Every day when I get to the women’s changing room at radiation, there’s a woman already in a stall whimpering, possibly weeping, every day. I finally came face to face with her today, a large russian lady who was difficult to understand, but something about her shoulder, three advils and vicodins and she went into a stall still muttering. I might have walked out while she was talking to me, I knew they’d be coming for me and I just didn’t know what to say, so I just walked out.
The feisty, spunky woman I met at rads has learned that her husband is pretty much at the end of his treatment options for multiple myeloma. This strong, energetic man, husband, brother, son, the father of two young children hasn’t made progress at rehab which means he gets booted home with a hospital bed, wheelchair and commode. They told her that it might take a long time for him to die because when you’re young and healthy with a strong heart, dying might be premature, but it’s slow. He’s in unbearable pain, on every drug in the book and in agony. Their situation is too much to even contemplate, heartbreaking, sickening, awful, these words don’t suffice.

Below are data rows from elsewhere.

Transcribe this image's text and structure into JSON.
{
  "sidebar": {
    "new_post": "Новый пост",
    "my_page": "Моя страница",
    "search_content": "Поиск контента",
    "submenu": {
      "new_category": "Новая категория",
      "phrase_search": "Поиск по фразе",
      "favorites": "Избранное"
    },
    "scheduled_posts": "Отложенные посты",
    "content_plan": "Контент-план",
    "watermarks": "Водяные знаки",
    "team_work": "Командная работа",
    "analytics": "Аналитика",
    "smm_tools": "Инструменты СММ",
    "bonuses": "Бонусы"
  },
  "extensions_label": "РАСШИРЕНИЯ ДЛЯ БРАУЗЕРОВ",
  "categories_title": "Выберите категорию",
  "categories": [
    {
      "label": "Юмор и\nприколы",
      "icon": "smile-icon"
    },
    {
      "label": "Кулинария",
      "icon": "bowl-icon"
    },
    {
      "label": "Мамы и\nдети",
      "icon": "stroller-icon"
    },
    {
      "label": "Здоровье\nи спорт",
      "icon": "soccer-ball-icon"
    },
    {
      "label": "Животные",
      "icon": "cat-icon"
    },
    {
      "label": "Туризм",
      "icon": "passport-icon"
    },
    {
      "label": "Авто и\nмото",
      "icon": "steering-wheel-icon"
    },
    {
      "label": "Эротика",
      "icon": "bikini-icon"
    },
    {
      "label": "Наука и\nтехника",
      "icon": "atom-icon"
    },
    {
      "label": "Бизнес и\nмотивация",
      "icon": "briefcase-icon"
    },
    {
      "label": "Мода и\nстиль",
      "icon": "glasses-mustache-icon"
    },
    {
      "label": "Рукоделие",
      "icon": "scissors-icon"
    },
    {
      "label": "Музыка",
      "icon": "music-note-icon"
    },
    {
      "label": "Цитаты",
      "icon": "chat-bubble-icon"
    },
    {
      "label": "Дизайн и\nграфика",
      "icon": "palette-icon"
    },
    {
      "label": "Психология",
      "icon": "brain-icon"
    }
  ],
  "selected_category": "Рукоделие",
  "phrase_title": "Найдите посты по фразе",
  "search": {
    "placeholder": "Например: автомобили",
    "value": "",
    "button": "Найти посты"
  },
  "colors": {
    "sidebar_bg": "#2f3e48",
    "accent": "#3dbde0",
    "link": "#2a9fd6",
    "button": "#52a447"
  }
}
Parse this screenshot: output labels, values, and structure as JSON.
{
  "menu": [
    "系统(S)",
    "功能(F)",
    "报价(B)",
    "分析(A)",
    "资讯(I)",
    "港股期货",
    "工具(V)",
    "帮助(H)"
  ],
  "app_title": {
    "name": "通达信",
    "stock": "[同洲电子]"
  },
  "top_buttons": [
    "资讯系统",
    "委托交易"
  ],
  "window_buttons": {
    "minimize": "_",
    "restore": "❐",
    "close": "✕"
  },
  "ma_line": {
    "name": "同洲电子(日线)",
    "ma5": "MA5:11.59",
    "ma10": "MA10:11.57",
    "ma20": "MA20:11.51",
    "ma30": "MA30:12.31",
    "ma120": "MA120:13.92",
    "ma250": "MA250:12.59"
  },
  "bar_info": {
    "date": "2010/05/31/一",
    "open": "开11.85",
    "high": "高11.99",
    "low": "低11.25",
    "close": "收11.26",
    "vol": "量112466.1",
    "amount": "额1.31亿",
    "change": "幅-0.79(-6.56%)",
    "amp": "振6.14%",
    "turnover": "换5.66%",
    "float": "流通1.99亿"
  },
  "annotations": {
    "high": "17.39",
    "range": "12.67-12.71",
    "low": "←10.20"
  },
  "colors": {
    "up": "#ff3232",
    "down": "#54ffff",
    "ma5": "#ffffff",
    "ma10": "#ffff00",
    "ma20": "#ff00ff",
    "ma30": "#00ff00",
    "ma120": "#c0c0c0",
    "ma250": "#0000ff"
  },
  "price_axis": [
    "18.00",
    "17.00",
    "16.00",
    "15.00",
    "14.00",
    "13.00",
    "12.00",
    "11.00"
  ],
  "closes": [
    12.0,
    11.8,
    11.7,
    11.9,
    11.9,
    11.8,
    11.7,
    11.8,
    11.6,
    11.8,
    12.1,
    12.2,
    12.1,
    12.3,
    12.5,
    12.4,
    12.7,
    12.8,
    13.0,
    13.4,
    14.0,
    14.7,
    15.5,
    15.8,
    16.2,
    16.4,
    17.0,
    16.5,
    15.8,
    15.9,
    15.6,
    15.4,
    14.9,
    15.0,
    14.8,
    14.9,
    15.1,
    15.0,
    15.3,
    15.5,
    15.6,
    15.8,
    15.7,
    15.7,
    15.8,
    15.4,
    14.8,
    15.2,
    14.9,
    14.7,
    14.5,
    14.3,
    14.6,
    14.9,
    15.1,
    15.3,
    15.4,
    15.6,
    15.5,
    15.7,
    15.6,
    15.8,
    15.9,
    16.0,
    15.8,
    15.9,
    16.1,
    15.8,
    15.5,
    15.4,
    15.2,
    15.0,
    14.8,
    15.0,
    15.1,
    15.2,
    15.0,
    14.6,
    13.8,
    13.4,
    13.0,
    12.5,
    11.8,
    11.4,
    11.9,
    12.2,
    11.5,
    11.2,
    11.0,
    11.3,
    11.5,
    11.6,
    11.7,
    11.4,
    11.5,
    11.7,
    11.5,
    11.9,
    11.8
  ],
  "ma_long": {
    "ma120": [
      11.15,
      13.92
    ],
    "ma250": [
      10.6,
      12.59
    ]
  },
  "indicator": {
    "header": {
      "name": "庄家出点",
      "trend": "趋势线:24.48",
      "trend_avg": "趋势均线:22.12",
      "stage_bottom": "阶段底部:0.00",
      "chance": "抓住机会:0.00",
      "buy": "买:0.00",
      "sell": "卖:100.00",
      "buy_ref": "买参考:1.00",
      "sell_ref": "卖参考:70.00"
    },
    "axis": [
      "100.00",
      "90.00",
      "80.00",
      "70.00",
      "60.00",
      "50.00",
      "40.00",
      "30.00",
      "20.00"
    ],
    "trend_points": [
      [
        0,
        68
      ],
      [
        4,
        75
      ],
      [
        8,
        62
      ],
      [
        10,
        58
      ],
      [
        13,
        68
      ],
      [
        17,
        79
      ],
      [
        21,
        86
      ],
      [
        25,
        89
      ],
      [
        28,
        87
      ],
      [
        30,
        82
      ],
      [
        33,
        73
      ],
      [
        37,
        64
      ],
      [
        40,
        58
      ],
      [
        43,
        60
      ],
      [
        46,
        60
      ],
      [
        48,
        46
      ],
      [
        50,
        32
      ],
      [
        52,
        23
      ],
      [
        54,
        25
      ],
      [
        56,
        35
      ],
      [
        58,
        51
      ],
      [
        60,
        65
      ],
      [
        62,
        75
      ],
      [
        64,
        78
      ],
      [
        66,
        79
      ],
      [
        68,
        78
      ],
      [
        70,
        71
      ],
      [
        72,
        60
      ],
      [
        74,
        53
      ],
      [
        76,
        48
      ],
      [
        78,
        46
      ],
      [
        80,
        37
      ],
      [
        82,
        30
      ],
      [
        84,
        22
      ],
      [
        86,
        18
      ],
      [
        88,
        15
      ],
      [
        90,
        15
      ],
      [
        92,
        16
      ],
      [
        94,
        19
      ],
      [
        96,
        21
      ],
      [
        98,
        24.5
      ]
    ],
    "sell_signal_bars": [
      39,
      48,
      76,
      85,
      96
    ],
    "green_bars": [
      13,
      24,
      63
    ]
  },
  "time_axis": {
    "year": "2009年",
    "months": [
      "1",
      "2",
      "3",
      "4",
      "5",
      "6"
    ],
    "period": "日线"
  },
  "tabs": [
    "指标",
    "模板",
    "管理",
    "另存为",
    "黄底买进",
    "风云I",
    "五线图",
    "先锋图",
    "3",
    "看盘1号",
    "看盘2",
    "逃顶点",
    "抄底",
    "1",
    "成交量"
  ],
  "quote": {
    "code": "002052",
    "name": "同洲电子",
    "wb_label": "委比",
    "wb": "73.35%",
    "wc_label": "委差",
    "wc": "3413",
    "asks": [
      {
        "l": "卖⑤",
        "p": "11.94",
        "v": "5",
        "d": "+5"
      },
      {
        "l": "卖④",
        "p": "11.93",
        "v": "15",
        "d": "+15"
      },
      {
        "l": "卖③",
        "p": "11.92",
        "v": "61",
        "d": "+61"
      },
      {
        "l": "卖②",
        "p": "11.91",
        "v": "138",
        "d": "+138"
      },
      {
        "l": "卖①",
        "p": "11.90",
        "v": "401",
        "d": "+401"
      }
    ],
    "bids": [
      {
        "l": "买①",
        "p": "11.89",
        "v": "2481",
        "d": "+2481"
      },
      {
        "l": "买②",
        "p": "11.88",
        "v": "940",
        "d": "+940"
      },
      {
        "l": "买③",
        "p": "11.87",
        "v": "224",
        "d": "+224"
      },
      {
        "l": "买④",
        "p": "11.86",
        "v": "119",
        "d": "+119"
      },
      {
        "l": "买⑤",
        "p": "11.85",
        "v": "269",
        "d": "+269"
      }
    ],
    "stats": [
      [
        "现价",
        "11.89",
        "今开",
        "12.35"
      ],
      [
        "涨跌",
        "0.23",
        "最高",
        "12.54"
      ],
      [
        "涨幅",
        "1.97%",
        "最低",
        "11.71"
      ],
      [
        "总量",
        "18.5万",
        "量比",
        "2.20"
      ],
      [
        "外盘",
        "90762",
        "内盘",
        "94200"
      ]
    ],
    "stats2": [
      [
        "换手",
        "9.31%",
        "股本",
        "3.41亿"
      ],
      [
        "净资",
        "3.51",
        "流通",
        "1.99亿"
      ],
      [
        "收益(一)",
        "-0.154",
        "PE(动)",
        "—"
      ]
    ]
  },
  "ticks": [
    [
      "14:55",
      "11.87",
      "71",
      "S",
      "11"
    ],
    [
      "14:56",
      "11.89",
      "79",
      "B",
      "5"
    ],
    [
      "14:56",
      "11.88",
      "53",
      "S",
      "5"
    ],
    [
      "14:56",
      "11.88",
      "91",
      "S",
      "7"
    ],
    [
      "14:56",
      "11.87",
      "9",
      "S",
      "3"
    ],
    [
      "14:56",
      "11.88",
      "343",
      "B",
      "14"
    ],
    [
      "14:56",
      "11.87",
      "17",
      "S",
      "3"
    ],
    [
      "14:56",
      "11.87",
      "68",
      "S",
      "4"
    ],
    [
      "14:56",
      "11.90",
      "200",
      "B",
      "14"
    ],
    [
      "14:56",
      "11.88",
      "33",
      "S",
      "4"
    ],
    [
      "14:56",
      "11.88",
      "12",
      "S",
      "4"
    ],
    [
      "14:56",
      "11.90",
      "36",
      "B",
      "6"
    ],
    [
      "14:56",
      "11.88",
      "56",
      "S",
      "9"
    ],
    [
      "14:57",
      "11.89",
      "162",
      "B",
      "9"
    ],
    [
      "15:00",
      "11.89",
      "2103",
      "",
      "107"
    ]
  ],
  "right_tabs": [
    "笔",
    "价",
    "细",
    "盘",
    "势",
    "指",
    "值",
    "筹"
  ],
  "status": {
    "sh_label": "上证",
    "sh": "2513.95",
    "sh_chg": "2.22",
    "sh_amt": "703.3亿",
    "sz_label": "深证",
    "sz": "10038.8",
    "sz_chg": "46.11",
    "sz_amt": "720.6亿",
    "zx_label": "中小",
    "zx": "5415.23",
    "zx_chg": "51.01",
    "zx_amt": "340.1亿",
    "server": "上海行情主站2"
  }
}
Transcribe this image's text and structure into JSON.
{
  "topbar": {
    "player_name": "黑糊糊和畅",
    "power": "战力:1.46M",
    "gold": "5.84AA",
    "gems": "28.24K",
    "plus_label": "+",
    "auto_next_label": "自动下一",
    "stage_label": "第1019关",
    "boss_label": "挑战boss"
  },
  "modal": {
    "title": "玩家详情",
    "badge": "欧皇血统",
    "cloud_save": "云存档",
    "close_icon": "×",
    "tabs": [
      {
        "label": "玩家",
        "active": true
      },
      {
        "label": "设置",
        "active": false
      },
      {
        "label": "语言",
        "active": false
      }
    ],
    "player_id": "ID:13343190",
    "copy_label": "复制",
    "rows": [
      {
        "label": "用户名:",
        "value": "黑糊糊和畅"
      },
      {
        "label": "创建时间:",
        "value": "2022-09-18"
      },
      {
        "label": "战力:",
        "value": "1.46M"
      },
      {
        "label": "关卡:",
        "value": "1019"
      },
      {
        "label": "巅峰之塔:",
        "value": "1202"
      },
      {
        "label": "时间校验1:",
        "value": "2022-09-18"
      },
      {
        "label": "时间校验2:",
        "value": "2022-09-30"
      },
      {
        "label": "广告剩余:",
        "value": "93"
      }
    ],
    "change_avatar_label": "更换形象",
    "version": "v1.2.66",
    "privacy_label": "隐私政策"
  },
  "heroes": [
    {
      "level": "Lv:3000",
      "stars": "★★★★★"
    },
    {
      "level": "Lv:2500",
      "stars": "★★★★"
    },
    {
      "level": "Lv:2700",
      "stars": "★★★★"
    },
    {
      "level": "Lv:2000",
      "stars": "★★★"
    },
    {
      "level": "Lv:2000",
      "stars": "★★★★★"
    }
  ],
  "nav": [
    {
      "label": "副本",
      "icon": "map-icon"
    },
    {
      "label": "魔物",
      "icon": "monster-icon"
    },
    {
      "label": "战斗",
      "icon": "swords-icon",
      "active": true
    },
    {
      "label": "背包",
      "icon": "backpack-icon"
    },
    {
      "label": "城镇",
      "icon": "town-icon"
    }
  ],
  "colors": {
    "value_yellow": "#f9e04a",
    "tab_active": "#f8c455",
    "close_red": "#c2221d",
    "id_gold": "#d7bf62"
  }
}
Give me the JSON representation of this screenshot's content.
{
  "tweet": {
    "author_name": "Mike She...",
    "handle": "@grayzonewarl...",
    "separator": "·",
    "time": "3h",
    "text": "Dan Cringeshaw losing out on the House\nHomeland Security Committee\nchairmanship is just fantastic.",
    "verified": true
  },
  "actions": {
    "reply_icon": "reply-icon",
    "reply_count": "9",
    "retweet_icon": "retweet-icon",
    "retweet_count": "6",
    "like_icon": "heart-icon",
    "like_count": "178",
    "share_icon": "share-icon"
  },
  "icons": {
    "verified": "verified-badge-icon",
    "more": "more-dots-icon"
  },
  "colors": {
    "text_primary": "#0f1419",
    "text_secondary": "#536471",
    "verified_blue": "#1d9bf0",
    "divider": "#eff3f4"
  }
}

I have to get out of cancer world. Everyone knows a person or two with cancer and most live in fear of getting the diagnosis but that only consumes a small amount of total time. When you’re dwelling in cancertown, everyone has cancer and it skews your outlook. Cancer becomes normal and it shouldn't. I hope I get a good long furlough, I want a change of scenery.
I found this review on Amazon for the mosty aptly and beautifully named book The Emperor of All Maladies:
You remember the scene in the film "Butch Cassidy and the Sundance Kid"? From the top of the bluff looking into the distance at dusk, Butch sees the lights of the pursuing posse which doesn't stop tracking them even at night and says "How many are following us? They're beginning to get on my nerves. Who are those guys?" In the same threatening way cancers have been dogging human beings since the dawn of time, and although we now know quite a lot about cancer we still don't really know "who are those guys" or how to shake them. And they sure are "beginning to get on our nerves" as Butch said. Almost one out of four of us will eventually wrestle with cancer -- the defining illness of our generation -- and lose our lives in the process. Until it catches up with us most of us will try to ignore this fact, just as when we were very young children alone in our bedroom trying to go to sleep at night we tried to ignore the monster that we sometimes feared might be lurking in our bedroom closet.
Yeah, cancer is getting on my nerves, I want a break, a little breathing room.